NCCI's statistics were unveiled at the organization's Annual Issues Symposium here, which drew more than 700 attendees.

With the good news came a caution, however. NCCI Chief Actuary Dennis Mealy, in a statement released prior to his "state of the line' briefing at the meeting, warned that "despite excellent underwriting results, it is important to note that the record low interest rates of recent years--as well as the industry's need to strengthen its reserve position--made these types of results a necessity."

He also mentioned that the impact from California, where legislative reforms are still having a large effect, have seriously skewed results in a positive direction.

According to NCCI, although the underwriting results are the best in decades, the returns after investment income and federal taxes show that returns on surplus supporting the business are not close to record levels, and only modestly above the average for the last 20 years due to the low levels of interest rates in recent years.

The 2006 workers' comp calendar year combined ratio--at 96.5--showed a 6.5 point improvement over 2005 and a 25.5 point improvement from the current cyclical peak of 122 realized in 2001, NCCI reported.

On an accident year basis, NCCI said, the workers' comp insurance industry had its fourth straight year of underwriting profits.
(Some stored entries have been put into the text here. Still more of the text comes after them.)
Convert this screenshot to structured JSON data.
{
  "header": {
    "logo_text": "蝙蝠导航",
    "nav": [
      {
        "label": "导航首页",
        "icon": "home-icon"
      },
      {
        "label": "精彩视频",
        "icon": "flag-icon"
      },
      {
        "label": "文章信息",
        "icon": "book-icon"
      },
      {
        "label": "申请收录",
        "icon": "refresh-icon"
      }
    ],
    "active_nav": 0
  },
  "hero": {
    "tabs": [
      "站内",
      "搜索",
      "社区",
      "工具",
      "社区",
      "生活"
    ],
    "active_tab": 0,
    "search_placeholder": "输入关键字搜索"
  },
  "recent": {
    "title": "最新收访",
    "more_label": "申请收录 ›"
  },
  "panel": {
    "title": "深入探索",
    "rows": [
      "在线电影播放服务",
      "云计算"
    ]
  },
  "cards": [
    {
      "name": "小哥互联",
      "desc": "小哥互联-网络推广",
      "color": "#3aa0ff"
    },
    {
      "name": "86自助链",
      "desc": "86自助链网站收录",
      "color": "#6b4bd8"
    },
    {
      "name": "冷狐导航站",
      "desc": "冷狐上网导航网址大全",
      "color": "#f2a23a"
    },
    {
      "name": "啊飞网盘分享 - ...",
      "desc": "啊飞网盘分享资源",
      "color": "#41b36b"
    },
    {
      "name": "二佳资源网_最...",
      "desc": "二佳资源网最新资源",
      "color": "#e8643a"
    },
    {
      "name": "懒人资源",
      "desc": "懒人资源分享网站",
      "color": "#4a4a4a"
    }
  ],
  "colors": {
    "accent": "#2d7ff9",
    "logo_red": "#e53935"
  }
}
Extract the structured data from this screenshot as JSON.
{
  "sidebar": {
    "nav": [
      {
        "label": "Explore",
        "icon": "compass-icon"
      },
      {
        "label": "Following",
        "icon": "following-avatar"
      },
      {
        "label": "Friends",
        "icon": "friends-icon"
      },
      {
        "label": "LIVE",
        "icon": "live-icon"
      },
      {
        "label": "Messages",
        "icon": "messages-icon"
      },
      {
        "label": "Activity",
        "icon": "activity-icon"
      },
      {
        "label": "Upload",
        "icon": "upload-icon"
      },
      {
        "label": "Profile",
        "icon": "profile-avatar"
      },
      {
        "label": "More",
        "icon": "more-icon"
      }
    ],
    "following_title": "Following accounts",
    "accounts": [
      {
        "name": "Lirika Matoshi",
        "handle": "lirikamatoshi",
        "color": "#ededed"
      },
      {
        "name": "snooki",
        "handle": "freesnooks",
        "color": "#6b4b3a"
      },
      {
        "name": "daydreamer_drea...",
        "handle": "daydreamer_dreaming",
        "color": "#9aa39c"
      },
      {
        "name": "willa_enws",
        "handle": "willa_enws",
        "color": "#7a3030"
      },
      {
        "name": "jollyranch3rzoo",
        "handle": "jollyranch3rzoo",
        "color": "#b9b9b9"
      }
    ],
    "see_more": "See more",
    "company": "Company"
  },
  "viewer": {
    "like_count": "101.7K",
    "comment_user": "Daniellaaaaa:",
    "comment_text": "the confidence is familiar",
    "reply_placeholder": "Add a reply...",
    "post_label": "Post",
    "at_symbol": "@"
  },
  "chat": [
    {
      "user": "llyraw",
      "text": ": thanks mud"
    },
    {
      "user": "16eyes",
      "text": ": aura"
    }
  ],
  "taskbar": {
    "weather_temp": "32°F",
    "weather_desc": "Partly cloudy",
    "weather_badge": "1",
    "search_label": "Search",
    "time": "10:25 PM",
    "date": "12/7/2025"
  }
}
NCCI estimated the combined ratio for the 2005 and 2006 accident years at 87 and the 2004 accident year at 88. This is more than a 50-point improvement since the 140 combined ratio earned in 1999.

While reporting positive results for both calendar and accident years, NCCI pointed out the significant impact California has on countrywide numbers.
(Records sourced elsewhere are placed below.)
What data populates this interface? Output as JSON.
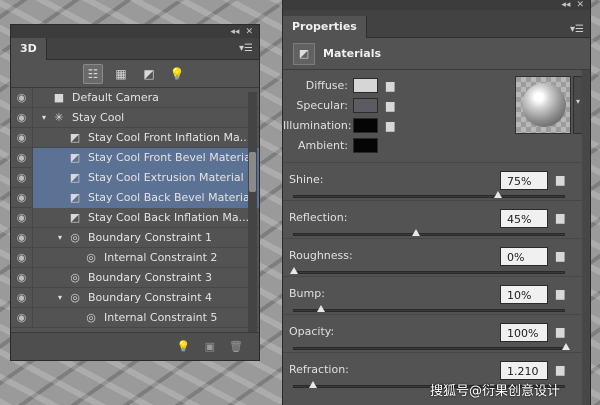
{
  "panel3d": {
    "tab_label": "3D",
    "collapse_glyph": "◂◂",
    "close_glyph": "✕",
    "menu_glyph": "▾☰",
    "filter_tools": [
      {
        "icon": "scene-filter-icon",
        "glyph": "☷",
        "active": true
      },
      {
        "icon": "mesh-filter-icon",
        "glyph": "▦",
        "active": false
      },
      {
        "icon": "material-filter-icon",
        "glyph": "◩",
        "active": false
      },
      {
        "icon": "light-filter-icon",
        "glyph": "💡",
        "active": false
      }
    ],
    "rows": [
      {
        "label": "Default Camera",
        "indent": 0,
        "twisty": "",
        "icon": "camera-icon",
        "glyph": "■",
        "eye": false,
        "selected": false
      },
      {
        "label": "Stay  Cool",
        "indent": 0,
        "twisty": "▾",
        "icon": "mesh-icon",
        "glyph": "✳",
        "eye": true,
        "selected": false
      },
      {
        "label": "Stay  Cool Front Inflation Ma...",
        "indent": 1,
        "twisty": "",
        "icon": "material-icon",
        "glyph": "◩",
        "eye": true,
        "selected": false
      },
      {
        "label": "Stay  Cool Front Bevel Material",
        "indent": 1,
        "twisty": "",
        "icon": "material-icon",
        "glyph": "◩",
        "eye": true,
        "selected": true
      },
      {
        "label": "Stay  Cool Extrusion Material",
        "indent": 1,
        "twisty": "",
        "icon": "material-icon",
        "glyph": "◩",
        "eye": true,
        "selected": true
      },
      {
        "label": "Stay  Cool Back Bevel Material",
        "indent": 1,
        "twisty": "",
        "icon": "material-icon",
        "glyph": "◩",
        "eye": true,
        "selected": true
      },
      {
        "label": "Stay  Cool Back Inflation Ma...",
        "indent": 1,
        "twisty": "",
        "icon": "material-icon",
        "glyph": "◩",
        "eye": true,
        "selected": false
      },
      {
        "label": "Boundary Constraint 1",
        "indent": 1,
        "twisty": "▾",
        "icon": "constraint-icon",
        "glyph": "◎",
        "eye": false,
        "selected": false
      },
      {
        "label": "Internal Constraint 2",
        "indent": 2,
        "twisty": "",
        "icon": "constraint-icon",
        "glyph": "◎",
        "eye": false,
        "selected": false
      },
      {
        "label": "Boundary Constraint 3",
        "indent": 1,
        "twisty": "",
        "icon": "constraint-icon",
        "glyph": "◎",
        "eye": false,
        "selected": false
      },
      {
        "label": "Boundary Constraint 4",
        "indent": 1,
        "twisty": "▾",
        "icon": "constraint-icon",
        "glyph": "◎",
        "eye": false,
        "selected": false
      },
      {
        "label": "Internal Constraint 5",
        "indent": 2,
        "twisty": "",
        "icon": "constraint-icon",
        "glyph": "◎",
        "eye": false,
        "selected": false
      }
    ],
    "bottom_tools": [
      {
        "icon": "add-light-icon",
        "glyph": "💡"
      },
      {
        "icon": "render-icon",
        "glyph": "▣"
      },
      {
        "icon": "delete-icon",
        "glyph": "🗑"
      }
    ]
  },
  "properties": {
    "tab_label": "Properties",
    "collapse_glyph": "◂◂",
    "close_glyph": "✕",
    "menu_glyph": "▾☰",
    "header_title": "Materials",
    "colors": [
      {
        "label": "Diffuse:",
        "color": "#d6d6d6",
        "folder": true
      },
      {
        "label": "Specular:",
        "color": "#5c5b63",
        "folder": true
      },
      {
        "label": "Illumination:",
        "color": "#050505",
        "folder": true
      },
      {
        "label": "Ambient:",
        "color": "#050505",
        "folder": false
      }
    ],
    "sliders": [
      {
        "label": "Shine:",
        "value": "75%",
        "level": 0.75
      },
      {
        "label": "Reflection:",
        "value": "45%",
        "level": 0.45
      },
      {
        "label": "Roughness:",
        "value": "0%",
        "level": 0.0
      },
      {
        "label": "Bump:",
        "value": "10%",
        "level": 0.1
      },
      {
        "label": "Opacity:",
        "value": "100%",
        "level": 1.0
      },
      {
        "label": "Refraction:",
        "value": "1.210",
        "level": 0.07
      }
    ]
  },
  "watermark": "搜狐号@衍果创意设计"
}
It noted that if California's results were excluded the calendar year net combined ratio would rise about 10 points to over 105.

NCCI found a similar impact on the accident year combined ratio: excluding California from the accident year combined ratio would rise from 87 to 95.

"This somewhat dampens the overall results for the entire country, and it reminds us of the distortions caused by a single large state that is adjusting to its post-reform environment" the firm noted.

Workers' compensation insurance prices also declined in California and Florida in 2006.

NCCI said those states experienced significant price declines as reforms there favorably affected costs and improved marketplace conditions. In addition, NCCI said, national claims frequency trends continue to be favorable and, along with wage increases, are offsetting medical and indemnity cost increases--allowing for a generally stable loss cost environment.

In terms of private carrier workers' comp reserve position, NCCI found 2006 marked another year of improvement. NCCI's estimate of the reserve position for the private carriers as of December 2006 showed a slight $4 billion deficiency.

This is a $5 billion improvement from year-end 2005, NCCI said. After allowing for discounting of the indemnity reserves for lifetime pension cases, the reserve position is slightly more than adequate, according to NCCI.

Stephen J. Klingel, NCCI president and chief executive officer said, "As always, in a cyclical, long tail line such as workers' compensation insurance, we need to be mindful of those challenges that threaten to negatively impact our business. These include skyrocketing medical costs, low investment returns, a changing political landscape, and the projection that the current underwriting cycle is likely at its peak."

He said if the industry is to continue to improve its financial performance, "these items will need attention in the months to come."